NanoCommons results have already begun to achieve impact as demonstrated by strong uptake of the concepts and solutions into different research projects, the increased availability of FAIR and open (nanosafety) data, the increased efficiency and effectiveness of nanosafety assessment by data reuse, and speeding up development of enabling and emerging technologies by increasing the level of digitisation in individual labs.
NanoCommons built a support system of data stewards and shepherds and a training environment, and strengthened awareness of the (commercial) value of high-quality data and its reuse, establishing data as the scientific currency. This was fostered by on-the-fly data management to generate structured, harmonised and FAIRer datasets, and tool access via application programming interfaces (API), supporting workflow management tools like KNIME, model hosting on Jaqpot and service deployment in EOSC.
Nanomaterials (NMs) and advanced materials are defined by complex, multi-component structures, which need to be described by characteristics like core composition (possibly multi-layered); surface topography; surface coatings or functionalization. An additional complication is the dynamic nature of their properties that are influenced by the environment. As toxicity of NMs is largely due to their structure and surface properties, it is essential that detailed characterisation of the produced material and its fate is provided with each dataset to clearly specify the material under investigation and to evaluate if it is the same material or similar to materials used in other studies. A computer-readable representation based on the IUPAC International Chemical Identifier (InChI) was used as the basis for developing the nanomaterial representation, the NInChI. The first prototype encodes chemical composition, size, morphology, crystallinity and chirality and allows complex core-shell structures, and is being transformed into a first version of the reporting standard.
The most important changes to community practice driven by NanoCommons are:
1. On-the-fly data management, where data is reported as it is produced in a structured and harmonised manner. For this to become fully embedded into experimetnal workshlows, standardised data reporting formats, like the NANoREG and NanoFASE templates or the MODA/CHADA standards, need to be provided as data input tools independent of a specific database solution and must be usable for internal & external sharing.
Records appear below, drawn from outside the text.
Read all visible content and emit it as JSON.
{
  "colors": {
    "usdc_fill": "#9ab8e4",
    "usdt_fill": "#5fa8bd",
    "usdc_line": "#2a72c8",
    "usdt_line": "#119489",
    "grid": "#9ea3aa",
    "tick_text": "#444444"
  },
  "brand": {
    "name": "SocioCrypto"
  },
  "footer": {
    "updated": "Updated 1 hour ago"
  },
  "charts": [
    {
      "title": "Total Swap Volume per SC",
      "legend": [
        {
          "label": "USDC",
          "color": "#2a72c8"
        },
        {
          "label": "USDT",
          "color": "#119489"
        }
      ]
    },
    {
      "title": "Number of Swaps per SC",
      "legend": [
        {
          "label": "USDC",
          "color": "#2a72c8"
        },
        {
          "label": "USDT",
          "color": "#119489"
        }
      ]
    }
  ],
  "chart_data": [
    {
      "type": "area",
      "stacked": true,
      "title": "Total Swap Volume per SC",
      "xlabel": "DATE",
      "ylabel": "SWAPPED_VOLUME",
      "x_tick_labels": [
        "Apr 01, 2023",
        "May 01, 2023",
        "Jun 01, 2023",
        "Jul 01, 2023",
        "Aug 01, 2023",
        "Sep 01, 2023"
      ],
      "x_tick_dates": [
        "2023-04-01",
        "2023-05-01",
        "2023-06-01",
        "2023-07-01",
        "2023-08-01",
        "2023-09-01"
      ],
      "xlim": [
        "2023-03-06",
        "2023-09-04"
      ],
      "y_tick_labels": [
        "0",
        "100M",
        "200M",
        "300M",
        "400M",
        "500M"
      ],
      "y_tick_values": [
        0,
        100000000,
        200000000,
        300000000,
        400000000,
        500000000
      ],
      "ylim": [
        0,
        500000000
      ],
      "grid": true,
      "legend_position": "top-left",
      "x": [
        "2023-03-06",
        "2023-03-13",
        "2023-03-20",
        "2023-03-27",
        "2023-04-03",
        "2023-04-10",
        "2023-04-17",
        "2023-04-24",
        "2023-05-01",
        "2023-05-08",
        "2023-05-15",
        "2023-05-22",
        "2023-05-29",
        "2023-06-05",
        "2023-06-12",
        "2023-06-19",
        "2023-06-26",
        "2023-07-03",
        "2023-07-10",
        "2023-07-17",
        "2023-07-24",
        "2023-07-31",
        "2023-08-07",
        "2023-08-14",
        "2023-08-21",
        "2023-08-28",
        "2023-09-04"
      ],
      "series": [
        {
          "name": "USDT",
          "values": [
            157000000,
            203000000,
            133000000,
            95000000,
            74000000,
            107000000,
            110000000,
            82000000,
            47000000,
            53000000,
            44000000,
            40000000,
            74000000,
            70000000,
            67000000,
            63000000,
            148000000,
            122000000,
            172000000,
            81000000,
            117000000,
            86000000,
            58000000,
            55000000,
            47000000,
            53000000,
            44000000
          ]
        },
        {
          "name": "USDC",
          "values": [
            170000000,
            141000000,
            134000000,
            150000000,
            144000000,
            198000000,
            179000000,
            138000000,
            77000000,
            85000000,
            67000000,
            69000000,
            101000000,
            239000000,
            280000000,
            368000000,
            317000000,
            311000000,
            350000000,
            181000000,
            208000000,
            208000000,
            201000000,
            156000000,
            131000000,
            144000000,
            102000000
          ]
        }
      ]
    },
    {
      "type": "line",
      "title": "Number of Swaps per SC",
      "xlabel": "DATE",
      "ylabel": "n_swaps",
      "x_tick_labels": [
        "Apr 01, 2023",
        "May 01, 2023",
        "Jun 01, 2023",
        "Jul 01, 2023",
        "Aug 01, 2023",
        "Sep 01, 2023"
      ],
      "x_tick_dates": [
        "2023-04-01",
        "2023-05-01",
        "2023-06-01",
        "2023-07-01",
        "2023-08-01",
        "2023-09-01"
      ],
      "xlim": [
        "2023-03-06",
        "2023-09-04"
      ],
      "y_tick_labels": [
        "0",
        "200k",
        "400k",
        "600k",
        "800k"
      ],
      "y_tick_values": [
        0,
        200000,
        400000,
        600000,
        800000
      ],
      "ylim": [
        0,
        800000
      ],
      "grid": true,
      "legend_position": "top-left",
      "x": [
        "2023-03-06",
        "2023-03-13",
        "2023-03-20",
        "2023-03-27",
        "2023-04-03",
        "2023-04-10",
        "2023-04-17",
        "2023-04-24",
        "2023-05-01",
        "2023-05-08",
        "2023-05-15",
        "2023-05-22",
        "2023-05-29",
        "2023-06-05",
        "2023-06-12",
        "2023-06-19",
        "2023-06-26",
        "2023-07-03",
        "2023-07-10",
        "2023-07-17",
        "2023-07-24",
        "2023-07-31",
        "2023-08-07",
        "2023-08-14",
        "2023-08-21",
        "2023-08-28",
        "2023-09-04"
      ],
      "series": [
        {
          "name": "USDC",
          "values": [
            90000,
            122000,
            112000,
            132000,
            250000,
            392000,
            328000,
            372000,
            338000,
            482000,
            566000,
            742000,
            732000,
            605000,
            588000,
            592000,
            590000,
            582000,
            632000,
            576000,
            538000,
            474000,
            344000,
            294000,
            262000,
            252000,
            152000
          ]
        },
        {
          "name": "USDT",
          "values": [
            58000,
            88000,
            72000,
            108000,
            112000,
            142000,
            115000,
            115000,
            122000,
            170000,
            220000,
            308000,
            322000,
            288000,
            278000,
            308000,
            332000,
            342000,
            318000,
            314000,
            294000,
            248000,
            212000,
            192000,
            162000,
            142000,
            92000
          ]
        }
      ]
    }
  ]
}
2. Physics-based and data-driven models are documented in a standardized format (QMRF, MODA) and provided in a standard form, e.g. within the Jaqpot platform or/and as a web-services via Enalos Cloud Platform.
3. Interoperability between software and platforms (KnowledgeBase, Jaqpt and Enalos) supported by harmonised APIs & by integration into workflow management tools like KNIME allowing direct access to data and tools.
4. Knowledge exchange and dissemination of new concepts, approaches, tools and services using the NanoCommons User Guidance Handbook and the NanoCommons Service listing.
The NanoCommons User Guidance is important to transition the NanoCommons infrastructure project into the community-driven NanoCommons infrastructure.